La vita e gli insegnamenti di sant’Aberto Hurtado gli procurarono apprezzamenti ma anche tante avversioni. 

Nella sua terra era, giustamente, chiamato un “profeta del sociale”. In effetti, non rimase mai chiuso nella pura teoria. Oltre all’esperienza di prete-operaio, lavorò in altri campi. Sentiva la vocazione di essere padre di tante persone orfane di dignità umana.
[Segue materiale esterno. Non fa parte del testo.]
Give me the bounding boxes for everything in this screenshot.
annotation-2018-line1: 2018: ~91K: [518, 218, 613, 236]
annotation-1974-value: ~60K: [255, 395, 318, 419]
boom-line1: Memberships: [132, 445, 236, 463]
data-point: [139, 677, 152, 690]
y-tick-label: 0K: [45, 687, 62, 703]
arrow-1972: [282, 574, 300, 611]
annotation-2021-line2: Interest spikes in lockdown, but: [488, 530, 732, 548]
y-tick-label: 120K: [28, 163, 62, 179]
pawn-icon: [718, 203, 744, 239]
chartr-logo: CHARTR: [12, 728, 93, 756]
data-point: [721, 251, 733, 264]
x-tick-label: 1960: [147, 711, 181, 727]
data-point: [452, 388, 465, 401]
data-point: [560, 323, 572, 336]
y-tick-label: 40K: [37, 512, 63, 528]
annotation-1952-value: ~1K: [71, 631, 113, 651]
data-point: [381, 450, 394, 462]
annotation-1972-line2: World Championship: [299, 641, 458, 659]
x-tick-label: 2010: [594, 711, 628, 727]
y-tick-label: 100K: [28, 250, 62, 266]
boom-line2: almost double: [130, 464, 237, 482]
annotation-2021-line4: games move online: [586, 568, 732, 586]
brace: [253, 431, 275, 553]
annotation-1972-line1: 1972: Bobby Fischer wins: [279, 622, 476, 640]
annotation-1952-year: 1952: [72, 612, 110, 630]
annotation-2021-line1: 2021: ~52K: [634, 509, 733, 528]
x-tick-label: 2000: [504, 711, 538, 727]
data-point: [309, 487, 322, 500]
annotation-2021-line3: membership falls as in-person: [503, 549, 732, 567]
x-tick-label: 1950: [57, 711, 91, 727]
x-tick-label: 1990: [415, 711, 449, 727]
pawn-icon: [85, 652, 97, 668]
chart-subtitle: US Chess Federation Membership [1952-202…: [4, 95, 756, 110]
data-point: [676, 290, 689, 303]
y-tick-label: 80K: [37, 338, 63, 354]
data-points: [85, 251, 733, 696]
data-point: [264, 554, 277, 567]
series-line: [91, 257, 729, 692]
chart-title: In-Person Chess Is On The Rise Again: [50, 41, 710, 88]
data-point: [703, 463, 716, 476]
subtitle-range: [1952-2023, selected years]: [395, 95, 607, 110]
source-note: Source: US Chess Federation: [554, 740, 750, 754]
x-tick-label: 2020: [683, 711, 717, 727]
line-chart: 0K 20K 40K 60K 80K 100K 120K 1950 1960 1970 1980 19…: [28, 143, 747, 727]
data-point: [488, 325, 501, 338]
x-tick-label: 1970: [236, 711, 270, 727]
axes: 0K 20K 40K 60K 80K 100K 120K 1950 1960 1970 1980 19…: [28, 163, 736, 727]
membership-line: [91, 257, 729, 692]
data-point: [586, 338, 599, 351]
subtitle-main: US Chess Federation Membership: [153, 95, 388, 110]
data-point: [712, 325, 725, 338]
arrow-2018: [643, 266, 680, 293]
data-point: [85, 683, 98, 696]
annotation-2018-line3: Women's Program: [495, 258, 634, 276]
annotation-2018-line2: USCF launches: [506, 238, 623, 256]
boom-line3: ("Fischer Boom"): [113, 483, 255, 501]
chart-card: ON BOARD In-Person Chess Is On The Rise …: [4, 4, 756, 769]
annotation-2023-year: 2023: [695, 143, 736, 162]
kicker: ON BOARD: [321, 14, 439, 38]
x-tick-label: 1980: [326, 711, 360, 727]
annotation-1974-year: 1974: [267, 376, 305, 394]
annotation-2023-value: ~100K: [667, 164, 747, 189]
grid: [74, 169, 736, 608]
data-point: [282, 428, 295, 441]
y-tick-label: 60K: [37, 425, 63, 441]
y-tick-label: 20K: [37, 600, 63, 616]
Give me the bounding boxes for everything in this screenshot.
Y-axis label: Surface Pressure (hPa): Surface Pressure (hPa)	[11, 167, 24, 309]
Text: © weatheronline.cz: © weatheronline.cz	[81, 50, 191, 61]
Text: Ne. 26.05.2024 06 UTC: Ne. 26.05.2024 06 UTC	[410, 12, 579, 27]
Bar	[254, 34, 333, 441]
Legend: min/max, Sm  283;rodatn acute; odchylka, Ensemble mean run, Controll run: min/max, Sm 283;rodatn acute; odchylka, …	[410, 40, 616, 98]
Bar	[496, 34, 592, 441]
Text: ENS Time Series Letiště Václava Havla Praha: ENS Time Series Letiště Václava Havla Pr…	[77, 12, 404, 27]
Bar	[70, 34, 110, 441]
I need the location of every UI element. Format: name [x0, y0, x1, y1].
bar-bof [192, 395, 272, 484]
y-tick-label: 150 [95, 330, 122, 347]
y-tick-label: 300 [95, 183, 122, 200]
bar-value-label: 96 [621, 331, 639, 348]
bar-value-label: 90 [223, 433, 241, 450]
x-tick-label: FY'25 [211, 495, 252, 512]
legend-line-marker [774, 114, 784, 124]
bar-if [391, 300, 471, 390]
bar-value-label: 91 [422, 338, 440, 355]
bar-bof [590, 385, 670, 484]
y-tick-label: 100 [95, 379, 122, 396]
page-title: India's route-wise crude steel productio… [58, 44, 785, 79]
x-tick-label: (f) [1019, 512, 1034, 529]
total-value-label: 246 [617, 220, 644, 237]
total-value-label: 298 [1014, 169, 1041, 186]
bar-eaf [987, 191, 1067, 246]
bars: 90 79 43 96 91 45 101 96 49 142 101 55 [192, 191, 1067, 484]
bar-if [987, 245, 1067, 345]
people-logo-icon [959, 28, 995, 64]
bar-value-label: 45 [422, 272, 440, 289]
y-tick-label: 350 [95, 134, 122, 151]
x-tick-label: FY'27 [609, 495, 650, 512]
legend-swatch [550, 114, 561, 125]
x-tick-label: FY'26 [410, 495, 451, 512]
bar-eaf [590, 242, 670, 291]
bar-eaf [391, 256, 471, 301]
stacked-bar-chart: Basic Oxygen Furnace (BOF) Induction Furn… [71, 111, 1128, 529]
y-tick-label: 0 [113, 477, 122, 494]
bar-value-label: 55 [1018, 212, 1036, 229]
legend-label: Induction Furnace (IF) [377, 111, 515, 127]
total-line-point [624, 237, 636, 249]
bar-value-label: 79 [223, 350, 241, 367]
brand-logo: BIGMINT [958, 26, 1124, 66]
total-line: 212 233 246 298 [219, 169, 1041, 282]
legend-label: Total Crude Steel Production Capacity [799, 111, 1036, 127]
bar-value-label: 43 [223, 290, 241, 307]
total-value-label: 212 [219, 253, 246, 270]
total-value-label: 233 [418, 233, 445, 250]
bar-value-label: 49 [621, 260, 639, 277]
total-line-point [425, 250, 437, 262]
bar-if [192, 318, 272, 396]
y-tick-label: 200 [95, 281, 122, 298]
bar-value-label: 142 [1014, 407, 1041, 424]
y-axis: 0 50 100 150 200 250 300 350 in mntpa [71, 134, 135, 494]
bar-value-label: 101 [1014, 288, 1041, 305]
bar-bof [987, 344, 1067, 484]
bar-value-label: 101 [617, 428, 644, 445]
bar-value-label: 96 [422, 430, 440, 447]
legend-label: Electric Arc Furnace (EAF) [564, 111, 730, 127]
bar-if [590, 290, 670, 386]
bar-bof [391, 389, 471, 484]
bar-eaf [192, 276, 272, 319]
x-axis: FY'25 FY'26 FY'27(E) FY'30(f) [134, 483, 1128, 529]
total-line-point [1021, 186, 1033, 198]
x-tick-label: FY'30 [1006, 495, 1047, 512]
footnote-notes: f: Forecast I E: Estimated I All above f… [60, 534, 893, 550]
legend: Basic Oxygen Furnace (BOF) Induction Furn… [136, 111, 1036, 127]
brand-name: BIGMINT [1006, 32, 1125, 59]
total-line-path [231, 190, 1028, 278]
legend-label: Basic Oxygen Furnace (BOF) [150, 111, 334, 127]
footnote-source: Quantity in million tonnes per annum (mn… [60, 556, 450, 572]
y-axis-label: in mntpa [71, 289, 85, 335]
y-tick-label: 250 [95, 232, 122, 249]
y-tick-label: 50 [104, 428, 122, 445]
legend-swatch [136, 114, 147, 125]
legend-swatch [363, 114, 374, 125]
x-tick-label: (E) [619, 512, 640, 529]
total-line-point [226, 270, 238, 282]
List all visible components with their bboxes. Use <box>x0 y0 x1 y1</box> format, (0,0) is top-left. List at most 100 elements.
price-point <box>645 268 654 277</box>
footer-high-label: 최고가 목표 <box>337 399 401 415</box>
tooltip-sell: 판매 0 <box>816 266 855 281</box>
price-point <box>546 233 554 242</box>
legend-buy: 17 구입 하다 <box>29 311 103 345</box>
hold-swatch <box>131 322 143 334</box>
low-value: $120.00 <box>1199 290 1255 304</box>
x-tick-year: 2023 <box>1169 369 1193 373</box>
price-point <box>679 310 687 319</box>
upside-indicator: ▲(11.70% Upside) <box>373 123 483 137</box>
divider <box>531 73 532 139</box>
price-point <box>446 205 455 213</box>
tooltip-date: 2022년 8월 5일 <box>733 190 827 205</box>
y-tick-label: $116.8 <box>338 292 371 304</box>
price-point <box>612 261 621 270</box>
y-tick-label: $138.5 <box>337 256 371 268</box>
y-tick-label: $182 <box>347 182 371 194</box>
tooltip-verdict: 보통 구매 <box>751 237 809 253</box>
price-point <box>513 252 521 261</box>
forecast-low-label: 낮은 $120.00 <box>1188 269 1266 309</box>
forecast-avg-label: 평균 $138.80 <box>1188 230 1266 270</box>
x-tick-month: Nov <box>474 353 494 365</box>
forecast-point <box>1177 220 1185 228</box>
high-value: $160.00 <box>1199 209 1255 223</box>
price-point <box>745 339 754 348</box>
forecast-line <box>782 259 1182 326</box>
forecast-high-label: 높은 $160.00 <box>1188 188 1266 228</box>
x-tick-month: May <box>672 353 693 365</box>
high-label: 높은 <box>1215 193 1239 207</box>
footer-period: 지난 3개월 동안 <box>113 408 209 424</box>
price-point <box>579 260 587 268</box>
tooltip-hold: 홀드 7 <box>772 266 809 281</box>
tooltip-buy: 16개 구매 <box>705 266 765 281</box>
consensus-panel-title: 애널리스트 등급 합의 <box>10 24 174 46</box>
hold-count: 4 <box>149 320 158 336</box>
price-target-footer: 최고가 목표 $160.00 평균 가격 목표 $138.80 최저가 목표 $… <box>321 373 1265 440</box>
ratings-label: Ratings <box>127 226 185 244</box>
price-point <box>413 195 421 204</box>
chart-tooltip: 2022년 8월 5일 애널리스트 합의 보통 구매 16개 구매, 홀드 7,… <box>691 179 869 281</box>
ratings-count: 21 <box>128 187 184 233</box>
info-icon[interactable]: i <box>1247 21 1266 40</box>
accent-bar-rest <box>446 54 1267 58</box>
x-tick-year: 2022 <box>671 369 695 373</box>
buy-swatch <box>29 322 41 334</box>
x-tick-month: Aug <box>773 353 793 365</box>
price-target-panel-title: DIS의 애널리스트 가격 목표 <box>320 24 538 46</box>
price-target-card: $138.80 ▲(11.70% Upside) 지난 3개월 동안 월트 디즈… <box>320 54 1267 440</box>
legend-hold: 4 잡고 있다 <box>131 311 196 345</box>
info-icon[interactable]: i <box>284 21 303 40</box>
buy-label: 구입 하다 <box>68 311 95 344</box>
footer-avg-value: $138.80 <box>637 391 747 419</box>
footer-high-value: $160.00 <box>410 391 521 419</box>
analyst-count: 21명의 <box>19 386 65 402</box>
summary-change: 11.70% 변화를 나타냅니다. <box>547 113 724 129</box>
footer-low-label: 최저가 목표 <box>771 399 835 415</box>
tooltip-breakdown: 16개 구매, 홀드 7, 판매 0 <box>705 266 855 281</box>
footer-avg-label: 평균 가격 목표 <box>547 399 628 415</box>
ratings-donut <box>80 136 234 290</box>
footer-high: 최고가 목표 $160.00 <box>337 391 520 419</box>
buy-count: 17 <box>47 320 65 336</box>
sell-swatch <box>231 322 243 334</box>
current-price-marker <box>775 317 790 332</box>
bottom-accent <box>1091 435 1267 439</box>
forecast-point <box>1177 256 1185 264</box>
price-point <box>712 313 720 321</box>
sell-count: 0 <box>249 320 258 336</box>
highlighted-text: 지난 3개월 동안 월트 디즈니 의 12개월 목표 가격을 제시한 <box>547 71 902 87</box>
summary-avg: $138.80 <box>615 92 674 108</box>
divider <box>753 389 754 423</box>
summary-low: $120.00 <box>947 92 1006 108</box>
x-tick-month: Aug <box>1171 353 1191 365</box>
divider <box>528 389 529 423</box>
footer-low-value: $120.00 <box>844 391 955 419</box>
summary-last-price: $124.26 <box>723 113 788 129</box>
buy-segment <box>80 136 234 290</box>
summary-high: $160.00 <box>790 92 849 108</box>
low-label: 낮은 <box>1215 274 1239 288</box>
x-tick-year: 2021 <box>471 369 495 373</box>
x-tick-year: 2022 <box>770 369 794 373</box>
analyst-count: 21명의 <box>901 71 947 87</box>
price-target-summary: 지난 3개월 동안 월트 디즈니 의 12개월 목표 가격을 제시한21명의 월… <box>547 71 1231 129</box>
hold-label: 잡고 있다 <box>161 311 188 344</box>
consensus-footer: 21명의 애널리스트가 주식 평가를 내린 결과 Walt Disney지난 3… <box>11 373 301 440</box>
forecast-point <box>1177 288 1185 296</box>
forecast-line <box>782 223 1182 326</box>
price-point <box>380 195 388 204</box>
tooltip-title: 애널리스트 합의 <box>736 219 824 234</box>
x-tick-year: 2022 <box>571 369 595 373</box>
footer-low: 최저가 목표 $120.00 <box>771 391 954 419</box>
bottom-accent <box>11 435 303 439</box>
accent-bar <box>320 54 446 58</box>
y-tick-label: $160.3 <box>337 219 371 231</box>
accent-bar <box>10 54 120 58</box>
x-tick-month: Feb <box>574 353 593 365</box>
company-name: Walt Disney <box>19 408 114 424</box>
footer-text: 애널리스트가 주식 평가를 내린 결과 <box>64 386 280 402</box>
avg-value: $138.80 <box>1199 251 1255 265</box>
Alla periferia della capitale del Cile, Santiago, per i ragazzi poveri fondò Il Focolare di Cristo Hogar de Cristo; organizzo corsi di pedagogia e di religione. Era sempre disposto ad accompagnare le persone nella direzione spirituale. Per la loro formazione edificò una Casa per esercizi spirituali e creò per la “Compagnia di Gesù”, i gesuiti di cui era membro, un Noviziato. Accompagnò come consigliere l'azione sociale e sindacale del Cile e pubblicò una rivista mensile. Per un uomo di una laboriosità straordinaria, quando i medici gli annunziarono un cancro al pancreas esclamò: «Ho vinto la lotteria: sono felice, felice, felice!».

Padre Hurtado si spense il 18 agosto del 1952. Questa data è diventata festa liturgica per la Chiesa e in Cile divenne Giornata della solidarietà per decreto legge del parlamento. 

Padre Hurtado è stato canonizzato da Benedetto XVI il 23 ottobre 2005.